Thursday, February 25, 2010

I'm Still Here

I was looking at some old pictures of myself – back when I was in my thirties. (I’m not saying how old I am, but the thirties were some time back.) I was gorgeous. I really was. Did I think so? No. I knew I wasn’t ugly, but I never thought of myself as beautiful, and so no one else did either.

I’m beginning to think beauty is a matter of attitude – a matter of confidence. But now that I’ve got the confidence, I don’t have the looks. In fact, I have to work hard to keep from looking like a bag lady. I’ll bet a lot of you feel the same way.

What I’m trying to lead up to is my explanation of why my blog is late today. I had my hair cut and colored. It takes a long time – two and a half hours altogether, once a month. My hair used to be black. Now it’s medium brown. If I didn’t color it, it would be gray all over. I used to have worlds of hair. Now I fluff it around so my scalp isn’t visible.
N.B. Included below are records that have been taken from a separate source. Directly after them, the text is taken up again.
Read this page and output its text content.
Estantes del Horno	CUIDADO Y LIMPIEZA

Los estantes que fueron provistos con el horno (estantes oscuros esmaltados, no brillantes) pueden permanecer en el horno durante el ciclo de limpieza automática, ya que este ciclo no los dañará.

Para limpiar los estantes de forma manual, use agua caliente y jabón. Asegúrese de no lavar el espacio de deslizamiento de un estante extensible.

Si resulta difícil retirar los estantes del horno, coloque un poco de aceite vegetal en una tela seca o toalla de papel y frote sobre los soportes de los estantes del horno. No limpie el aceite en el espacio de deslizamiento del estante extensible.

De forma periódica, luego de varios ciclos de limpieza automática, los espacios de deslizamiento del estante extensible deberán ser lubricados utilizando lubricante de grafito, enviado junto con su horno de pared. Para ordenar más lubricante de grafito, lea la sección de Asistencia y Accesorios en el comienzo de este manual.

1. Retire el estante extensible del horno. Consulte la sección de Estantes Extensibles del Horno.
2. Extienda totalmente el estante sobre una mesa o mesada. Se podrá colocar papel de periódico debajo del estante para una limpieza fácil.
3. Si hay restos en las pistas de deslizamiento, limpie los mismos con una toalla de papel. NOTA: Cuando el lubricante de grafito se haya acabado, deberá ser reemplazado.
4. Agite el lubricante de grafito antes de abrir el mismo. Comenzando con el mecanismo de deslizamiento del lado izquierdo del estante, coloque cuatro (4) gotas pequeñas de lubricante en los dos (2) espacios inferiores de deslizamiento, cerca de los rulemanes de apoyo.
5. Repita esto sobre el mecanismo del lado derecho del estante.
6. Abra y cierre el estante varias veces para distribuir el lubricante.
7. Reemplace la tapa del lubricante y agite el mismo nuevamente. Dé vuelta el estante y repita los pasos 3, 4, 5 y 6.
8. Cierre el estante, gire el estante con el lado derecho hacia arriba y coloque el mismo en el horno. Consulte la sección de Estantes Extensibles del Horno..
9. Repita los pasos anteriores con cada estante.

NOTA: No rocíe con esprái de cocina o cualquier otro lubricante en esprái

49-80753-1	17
I’m beginning to hate the whiny sound of this post, so I’ll stop. If you are in the bloom of youth as you read this, go look in the mirror. You look great. You really do. Enjoy it. I wish I had.

I’m not going to end this post on a negative note. Every time I start feeling bad about how I look, I think,

Be glad you are still here.


I almost wasn’t. Two years ago on St. Patrick’s day, I had a stroke. I was driving on the Washington DC beltway at the time, in a stick shift car.

I’m still here. My legs and arms and speech were not affected. I managed to park my car in a no-parking zone, and it didn’t even get towed.

I refuse to dwell on what was or what could have been or what I’ve missed in my life. That way madness lies. I want to enjoy every minute of whatever time I have left. Right now I sit here listening to my grandmother’s clock tick, in a comfortable chair, with dinner almost ready, and my husband coming in the door right now. Life is good.